In the meantime your wife is becoming consumed with the day-to-day running of the business, leaving little time to actually work on it, rather than in it. As a result on paper, the numbers flatten out as the growth of the business stalls. She can only do so much… and could be getting unfairly judged.
What if for a moment you considered walking away from your role building someone else’s dream and joining her? Seriously, have you ever considered it? Have you ever had that conversation? Could it give you the flexibility you have craved for but never afforded yourself the opportunity? It could well be there staring you right in the face.
Yes sure you may know nothing about her business, so what! That’s what her job is. But you have your own skill set, that with a little retraining can be adapted to be a major contributor.
Let’s use Johnno and Barry for instance. They are both plumbers, in fact, they did their apprenticeship together in the early 80s. Both their wives own businesses and work in colder climates, so their bodies are getting a little weary at 57. They have just learned the retirement age has just been lifted to 67. That’s ten more years.
Barry has one bad knee and Johnno’s hands are lacking the mobility he once had. It’s not realistic to think they can stick it out for another ten years. Johnno however, is very well organised and can easily do a lot of the running around that his wife Linda struggles with. Maybe he could even chip in with some of the duties around the house.
No more 6.00 am starts on those cold mornings is quite an attractive prospect if nothing else. Maybe even the opportunity to slip in that round of golf once a week, which normally wouldn’t happen.

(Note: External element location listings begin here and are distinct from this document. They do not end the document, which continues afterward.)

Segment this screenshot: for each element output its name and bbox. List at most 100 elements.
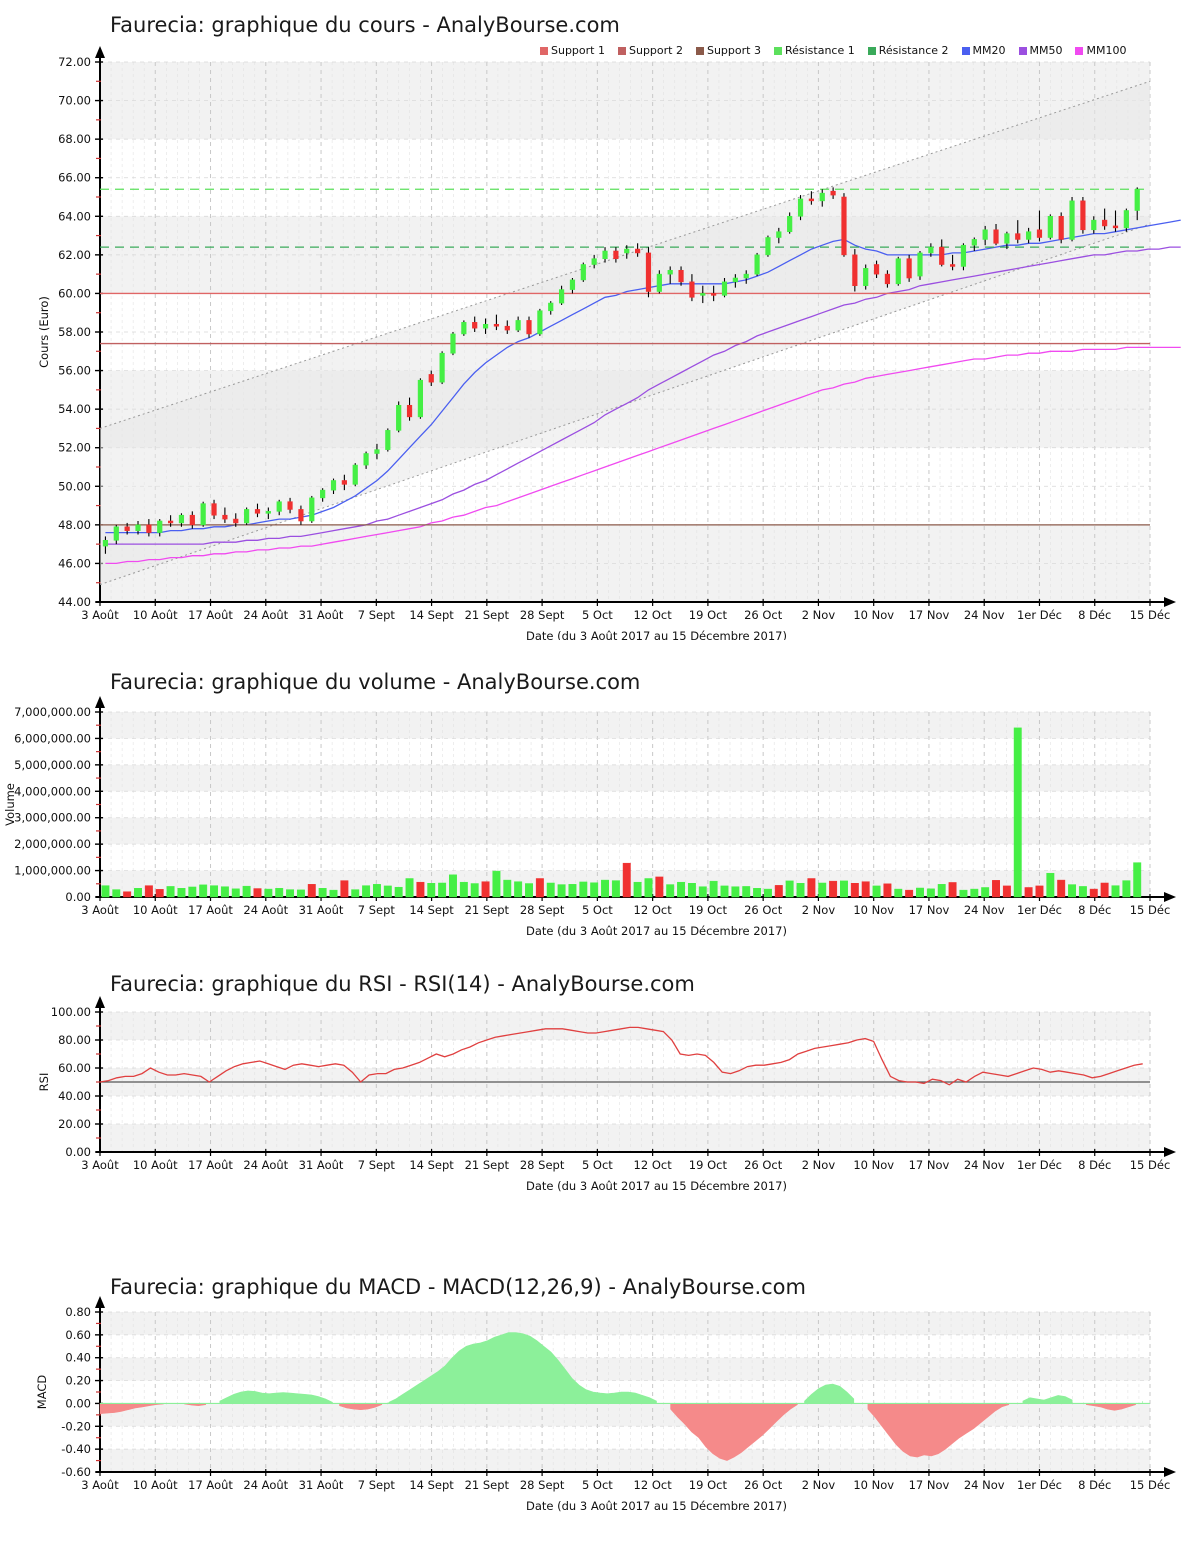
volume-bar (579, 881, 588, 898)
candle-body (971, 239, 977, 246)
volume-bar (622, 862, 631, 898)
x-tick-label: 28 Sept (520, 1158, 565, 1172)
x-tick-label: 17 Août (188, 1158, 233, 1172)
candle-body (776, 231, 782, 238)
candle-body (504, 325, 510, 331)
y-tick-label: 68.00 (58, 132, 91, 146)
x-tick-label: 28 Sept (520, 608, 565, 622)
candle-body (873, 264, 880, 275)
candle-body (949, 264, 956, 267)
ma-line-mm50 (105, 246, 1181, 545)
candle-body (852, 254, 858, 287)
candle-body (906, 258, 912, 279)
y-tick-label: 64.00 (58, 209, 91, 223)
candle-body (884, 273, 891, 285)
volume-bar (709, 880, 718, 898)
legend-item-label: MM20 (972, 44, 1006, 57)
x-tick-label: 28 Sept (520, 903, 565, 917)
legend-item-7: MM100 (1075, 44, 1126, 57)
volume-bar (959, 889, 968, 898)
x-axis-title: Date (du 3 Août 2017 au 15 Décembre 2017… (526, 629, 787, 640)
legend-item-label: MM100 (1086, 44, 1127, 57)
x-tick-label: 31 Août (299, 1478, 344, 1492)
candle-body (1069, 200, 1075, 240)
candle-body (330, 480, 337, 491)
candle-body (808, 198, 814, 202)
legend-item-label: MM50 (1029, 44, 1063, 57)
candle-body (428, 374, 434, 383)
x-tick-label: 8 Déc (1078, 1478, 1111, 1492)
x-tick-label: 14 Sept (409, 903, 454, 917)
y-tick-label: 56.00 (58, 364, 91, 378)
candle-body (287, 501, 293, 510)
volume-bar (286, 889, 295, 898)
y-tick-label: 54.00 (58, 402, 91, 416)
x-tick-label: 5 Oct (582, 608, 613, 622)
volume-bar (459, 881, 468, 898)
x-tick-label: 10 Août (133, 608, 178, 622)
candle-body (1004, 233, 1010, 244)
candle-body (624, 248, 630, 254)
volume-bar (850, 883, 859, 898)
y-tick-label: 2,000,000.00 (14, 837, 91, 851)
macd-chart-svg[interactable]: -0.60 -0.40 -0.20 0.00 0.20 0.40 0.60 0.80 3 Aoû… (0, 1250, 1200, 1550)
y-tick-label: 4,000,000.00 (14, 784, 91, 798)
macd-negative-area (867, 1403, 1010, 1458)
candle-body (189, 514, 195, 526)
volume-bar (829, 880, 838, 898)
x-tick-label: 12 Oct (634, 1478, 673, 1492)
volume-bar (1046, 872, 1055, 898)
x-tick-label: 5 Oct (582, 903, 613, 917)
plot-band (100, 1312, 1150, 1335)
legend-item-3: Résistance 1 (773, 44, 855, 57)
x-axis-arrow-icon (1164, 597, 1176, 607)
x-tick-label: 19 Oct (689, 1158, 728, 1172)
volume-bar (1035, 885, 1044, 898)
candle-body (743, 273, 749, 279)
candle-body (645, 252, 652, 292)
y-tick-label: 0.80 (65, 1305, 91, 1319)
x-tick-label: 31 Août (299, 1158, 344, 1172)
x-tick-label: 2 Nov (802, 608, 836, 622)
candle-body (102, 539, 109, 547)
candle-body (222, 514, 228, 520)
x-axis-arrow-icon (1164, 1467, 1176, 1477)
y-tick-label: 62.00 (58, 248, 91, 262)
volume-bar (1089, 888, 1098, 898)
candle-body (1047, 215, 1053, 238)
legend-item-4: Résistance 2 (867, 44, 949, 57)
x-tick-label: 15 Déc (1130, 1158, 1171, 1172)
x-tick-label: 19 Oct (689, 1478, 728, 1492)
volume-bar (199, 884, 208, 898)
volume-bar (1057, 879, 1066, 898)
y-axis-title: Cours (Euro) (37, 296, 51, 368)
rsi-chart-title: Faurecia: graphique du RSI - RSI(14) - A… (110, 972, 695, 996)
x-tick-label: 21 Sept (465, 903, 510, 917)
y-axis-arrow-icon (95, 696, 105, 708)
candle-body (352, 464, 358, 485)
y-tick-label: 40.00 (58, 1089, 91, 1103)
volume-chart-svg[interactable]: 0.00 1,000,000.00 2,000,000.00 3,000,000.00… (0, 650, 1200, 950)
candle-body (157, 520, 163, 533)
x-tick-label: 14 Sept (409, 1478, 454, 1492)
price-chart-svg[interactable]: 44.00 46.00 48.00 50.00 52.00 54.00 56.00 58.00… (0, 0, 1200, 640)
y-tick-label: 0.00 (65, 1145, 91, 1159)
candle-body (993, 229, 999, 244)
candle-body (1102, 219, 1108, 227)
plot-band (100, 1124, 1150, 1152)
x-tick-label: 10 Nov (853, 1478, 894, 1492)
candle-body (895, 258, 901, 285)
x-tick-label: 21 Sept (465, 1478, 510, 1492)
volume-bar (753, 888, 762, 898)
legend-swatch-icon (1075, 46, 1084, 55)
volume-bar (383, 885, 392, 898)
candle-body (1026, 231, 1032, 240)
rsi-chart-svg[interactable]: 0.00 20.00 40.00 60.00 80.00 100.00 3 Août 10 A… (0, 950, 1200, 1250)
candle-body (396, 404, 402, 431)
volume-bar (535, 878, 544, 898)
y-tick-label: 48.00 (58, 518, 91, 532)
legend-item-1: Support 2 (617, 44, 683, 57)
y-tick-label: 72.00 (58, 55, 91, 69)
volume-bar (1111, 885, 1120, 898)
candle-body (211, 503, 217, 516)
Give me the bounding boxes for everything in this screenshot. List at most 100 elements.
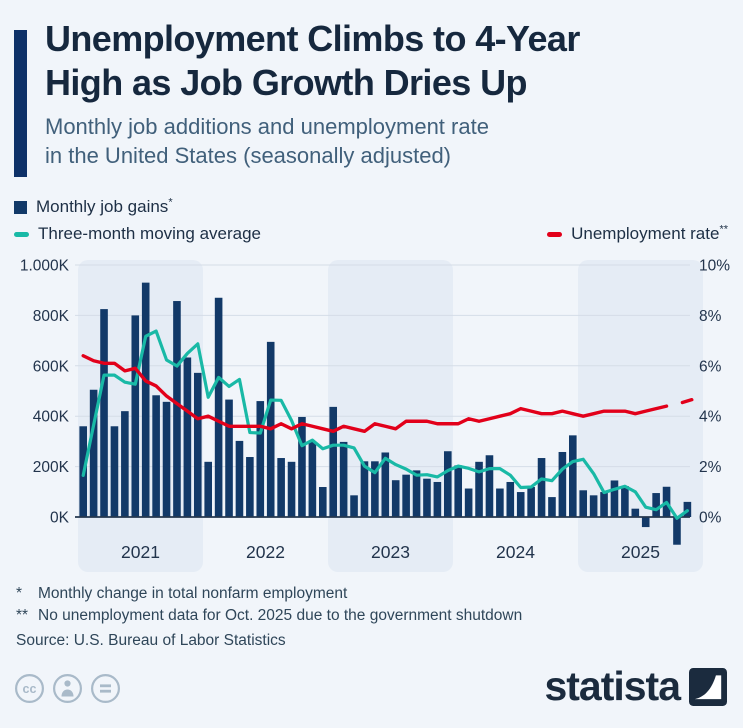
axis-tick-left: 400K [33,409,70,426]
statista-logo-icon [689,667,727,706]
legend-label-unemployment-rate: Unemployment rate** [571,223,728,243]
bar [256,401,265,517]
bar [298,416,306,517]
bar [464,488,473,517]
bar [204,461,213,517]
bar [475,461,483,517]
subtitle-line-1: Monthly job additions and unemployment r… [45,114,489,139]
bar [506,481,515,517]
bar [141,282,150,517]
cc-icon: cc [15,674,44,703]
bar [652,493,660,517]
bar [516,492,525,517]
bar [631,508,640,517]
bar [360,461,369,517]
axis-tick-left: 200K [33,459,70,476]
red-dash-swatch-icon [547,231,563,237]
axis-tick-right: 0% [699,510,722,527]
bar [527,487,535,517]
subtitle-line-2: in the United States (seasonally adjuste… [45,143,452,168]
bar [402,474,410,517]
title-line-1: Unemployment Climbs to 4-Year [45,18,580,59]
footnote-2: ** No unemployment data for Oct. 2025 du… [16,607,522,625]
bar [537,458,546,517]
year-label: 2024 [496,542,535,562]
footnote-1: * Monthly change in total nonfarm employ… [16,585,347,603]
bar [152,395,160,517]
bar [454,465,463,517]
bar [423,478,431,517]
title-line-2: High as Job Growth Dries Up [45,62,527,103]
bar [579,490,588,517]
combo-chart: 1.000K 800K 600K 400K 200K 0K 10% 8% 6% 4% 2% 0% 202… [0,248,743,580]
bar [568,435,577,517]
bar [173,301,181,517]
svg-text:cc: cc [23,682,37,696]
page-subtitle: Monthly job additions and unemployment r… [45,112,705,170]
chart-svg: 1.000K 800K 600K 400K 200K 0K 10% 8% 6% 4% 2% 0% 202… [20,258,730,572]
bar [621,486,629,517]
statista-wordmark: statista [544,663,681,709]
bar [318,487,327,517]
bar [235,440,244,517]
page-title: Unemployment Climbs to 4-Year High as Jo… [45,17,735,105]
bar [600,492,608,517]
legend-label-moving-average: Three-month moving average [38,224,262,243]
license-icons: cc [14,673,121,704]
bar [673,517,681,545]
axis-tick-left: 0K [50,510,70,527]
bar [350,495,358,517]
attribution-icon [53,674,82,703]
footnote-2-mark: ** [16,607,29,624]
legend-item-unemployment-rate: Unemployment rate** [547,224,728,244]
bar [641,517,650,528]
source-text: Source: U.S. Bureau of Labor Statistics [16,632,286,649]
legend-item-job-gains: Monthly job gains* [14,197,173,217]
bar [100,309,108,517]
bar [558,451,567,517]
bar [610,480,619,517]
axis-tick-right: 10% [699,258,730,275]
bar [193,372,202,517]
equal-icon [91,674,120,703]
axis-tick-left: 1.000K [20,258,70,275]
axis-tick-right: 8% [699,308,722,325]
legend-label-job-gains: Monthly job gains* [36,196,173,216]
bar [496,488,504,517]
year-label: 2022 [246,542,285,562]
bar [371,461,379,517]
axis-tick-right: 2% [699,459,722,476]
bar [225,399,233,517]
bar [589,495,598,517]
bar [339,441,348,517]
unemployment-line [81,354,669,434]
bar [287,461,296,517]
year-label: 2021 [121,542,160,562]
moving-average-line [81,329,689,520]
title-accent-bar [14,30,27,177]
bar [121,411,129,517]
teal-dash-swatch-icon [14,231,29,237]
year-label: 2025 [621,542,660,562]
bar [485,455,494,517]
bar [412,470,421,517]
bar [443,451,452,517]
axis-tick-right: 4% [699,409,722,426]
footnote-2-text: No unemployment data for Oct. 2025 due t… [38,607,523,624]
axis-tick-left: 600K [33,358,70,375]
bar [162,401,171,517]
bar [214,297,223,517]
bar-swatch-icon [14,200,27,214]
bar [548,497,556,517]
footnote-1-mark: * [16,585,23,602]
bar [131,315,140,517]
bar [308,441,317,517]
bar [329,406,338,517]
bar [89,389,98,517]
bar [246,457,254,517]
bar [183,357,192,517]
bar [391,480,400,517]
axis-tick-left: 800K [33,308,70,325]
legend-item-moving-average: Three-month moving average [14,224,261,244]
statista-branding: statista [544,663,727,710]
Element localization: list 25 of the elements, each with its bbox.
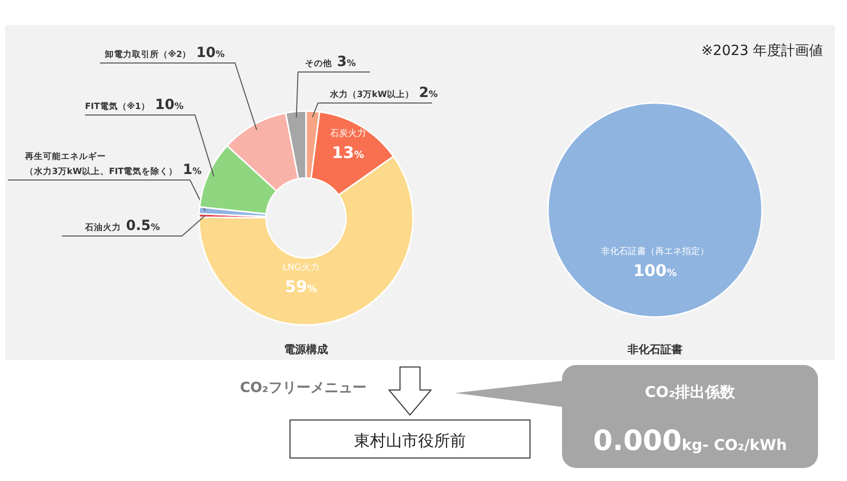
text: 電源構成 xyxy=(284,343,328,356)
data-label: 0.5% xyxy=(126,218,160,234)
slice-label: 石炭火力 xyxy=(330,128,366,140)
data-label: 3% xyxy=(337,54,356,70)
slice-label: LNG火力 xyxy=(282,262,320,274)
data-label: 13% xyxy=(332,143,364,162)
slice-label: 石油火力 xyxy=(84,222,121,233)
data-label: 10% xyxy=(154,97,184,113)
data-label: 100% xyxy=(633,261,677,280)
text: CO₂フリーメニュー xyxy=(240,380,366,396)
slice-label: 水力（3万kW以上） xyxy=(329,89,414,100)
slice-label: FIT電気（※1） xyxy=(85,101,150,112)
data-label: 2% xyxy=(418,85,438,101)
text: 0.000kg- CO₂/kWh xyxy=(593,424,787,457)
text: 非化石証書 xyxy=(626,343,682,356)
text: 東村山市役所前 xyxy=(354,431,466,450)
slice-label: その他 xyxy=(305,58,333,69)
data-label: 1% xyxy=(182,162,202,178)
slice-label: 非化石証書（再エネ指定） xyxy=(601,246,709,258)
slice-label: 卸電力取引所（※2） xyxy=(104,49,192,60)
slice-label: 再生可能エネルギー（水力3万kW以上、FIT電気を除く） xyxy=(24,151,178,177)
text: CO₂排出係数 xyxy=(644,383,736,401)
text: ※2023 年度計画値 xyxy=(701,43,823,59)
data-label: 59% xyxy=(284,277,318,296)
data-label: 10% xyxy=(196,45,225,61)
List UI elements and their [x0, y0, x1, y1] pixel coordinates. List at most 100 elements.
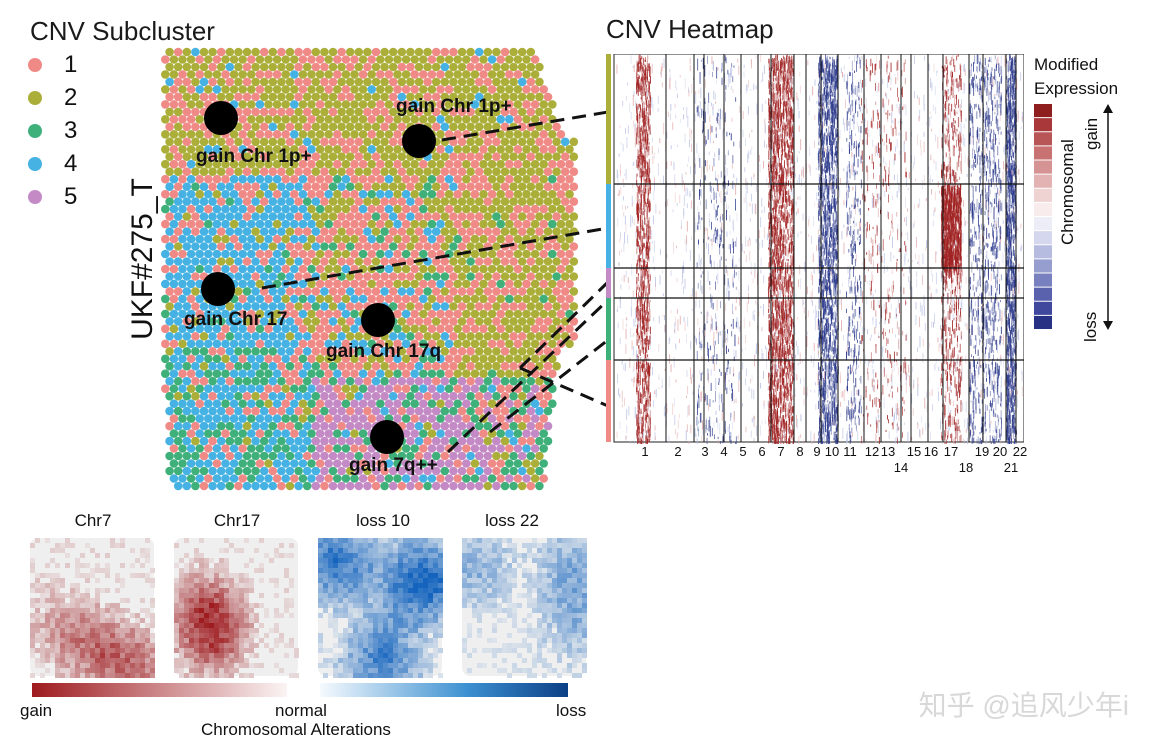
heatmap-cell — [625, 169, 627, 180]
heatmap-cell — [1002, 334, 1004, 345]
heatmap-cell — [622, 100, 624, 106]
spot — [474, 107, 484, 117]
heatmap-cell — [907, 208, 908, 212]
spot — [457, 167, 467, 176]
spot — [539, 145, 548, 154]
spot — [277, 92, 286, 102]
heatmap-cell — [929, 342, 930, 348]
heatmap-cell — [684, 239, 686, 245]
heatmap-cell — [807, 286, 808, 295]
heatmap-cell — [1020, 72, 1022, 81]
heatmap-cell — [747, 240, 749, 247]
spot — [535, 77, 544, 87]
heatmap-cell — [842, 427, 844, 439]
heatmap-cell — [761, 103, 763, 112]
heatmap-cell — [672, 209, 674, 213]
spot — [367, 55, 376, 64]
heatmap-cell — [794, 387, 796, 396]
heatmap-cell — [804, 261, 806, 272]
spot — [161, 85, 170, 94]
heatmap-cell — [690, 424, 692, 434]
heatmap-cell — [689, 139, 690, 148]
heatmap-cell — [741, 348, 743, 353]
heatmap-cell — [905, 382, 907, 393]
spot — [199, 47, 209, 57]
heatmap-cell — [882, 79, 884, 85]
spot — [195, 85, 204, 94]
spot — [500, 92, 510, 102]
heatmap-cell — [886, 266, 888, 272]
heatmap-cell — [1017, 170, 1019, 174]
heatmap-cell — [979, 233, 981, 240]
heatmap-cell — [851, 326, 852, 329]
heatmap-cell — [760, 257, 762, 267]
heatmap-cell — [728, 379, 730, 383]
spot — [462, 115, 471, 124]
heatmap-cell — [859, 79, 861, 84]
spot — [440, 167, 450, 176]
heatmap-cell — [854, 55, 856, 63]
heatmap-cell — [745, 236, 747, 247]
heatmap-cell — [651, 240, 653, 244]
spot — [406, 62, 415, 72]
heatmap-cell — [885, 161, 887, 166]
spot — [290, 70, 299, 79]
heatmap-cell — [688, 441, 690, 444]
heatmap-cell — [998, 228, 1000, 233]
heatmap-cell — [962, 269, 963, 277]
spot — [290, 159, 299, 169]
heatmap-cell — [715, 410, 717, 415]
spot — [431, 167, 441, 176]
heatmap-cell — [1021, 371, 1023, 382]
spot — [320, 167, 329, 176]
heatmap-cell — [629, 357, 631, 369]
heatmap-cell — [662, 314, 664, 317]
spot — [324, 100, 333, 109]
heatmap-cell — [802, 297, 804, 308]
spot — [255, 115, 265, 124]
heatmap-cell — [810, 431, 812, 442]
heatmap-cell — [707, 270, 709, 282]
heatmap-cell — [814, 389, 816, 393]
spot — [238, 85, 247, 94]
heatmap-cell — [867, 360, 869, 367]
spot — [388, 167, 398, 176]
heatmap-cell — [699, 111, 701, 118]
heatmap-cell — [886, 93, 888, 100]
heatmap-cell — [907, 431, 909, 442]
heatmap-cell — [990, 272, 992, 281]
heatmap-cell — [642, 102, 643, 108]
heatmap-cell — [890, 389, 891, 392]
spot — [290, 55, 299, 64]
heatmap-cell — [743, 64, 745, 69]
spot — [272, 70, 282, 79]
spot — [462, 70, 471, 79]
heatmap-cell — [744, 167, 746, 173]
heatmap-cell — [760, 217, 762, 228]
spot — [268, 62, 278, 72]
spot — [363, 167, 372, 176]
heatmap-cell — [871, 271, 873, 282]
heatmap-cell — [917, 95, 918, 99]
spot — [333, 174, 342, 184]
spot — [358, 130, 368, 139]
spot — [259, 122, 269, 132]
spot — [479, 70, 488, 79]
spot — [311, 122, 321, 132]
heatmap-cell — [945, 173, 946, 178]
heatmap-cell — [721, 330, 723, 340]
spot — [354, 47, 364, 57]
spot — [165, 107, 174, 117]
spot — [431, 122, 441, 132]
heatmap-cell — [625, 317, 627, 321]
spot — [277, 122, 286, 132]
spot — [204, 159, 213, 169]
heatmap-cell — [700, 218, 702, 230]
heatmap-cell — [737, 289, 739, 292]
heatmap-cell — [619, 393, 621, 398]
heatmap-cell — [919, 198, 921, 208]
heatmap-cell — [754, 262, 756, 271]
heatmap-cell — [925, 121, 927, 125]
heatmap-cell — [939, 213, 941, 220]
heatmap-cell — [971, 136, 973, 145]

One day after a long day he sits down with Linda and asks her, “What if I joined you in the business you have created? It’s your business, my dear, You know what you’re doing, it’s already profitable. I can do this and that and you can train me on other areas you need help with to keep you out front. Would that work?”
Barry, like Johnno, his wife has a business in a similar position. In fact, it is a little more profitable, but his wife Kate is wondering if she can continue without help.
One day she approaches Barry after he limps in after a long day and heads for the shower. Why don’t you leave your job and work with me Sweetheart, I just can’t stand watching you in pain. Imagine what it will be like and the freedom without the early starts. “What would the boys say, Kate, working for my wife, na that’s not for me”. So what’s stopping Brian from having that conversation with Kate?
And that brings me to my last point. Ego… And that my friends is what stands in the way of a lot of men today, fact.
Fast forward 5 years and Johnno bumps into Barry on the Golf Course. Barry could be looking better as he had continued to try and make it work on the tools a little longer. “What are you up to mate, I haven’t seen you around for a while”. Yes, Linda and I teamed up a few years back and built her business. In fact we just sold it and we are heading north to retire at the end of the month.
As Johnno walks away Barry remembers that conversation with Kate way back when…Hmmm, I wonder.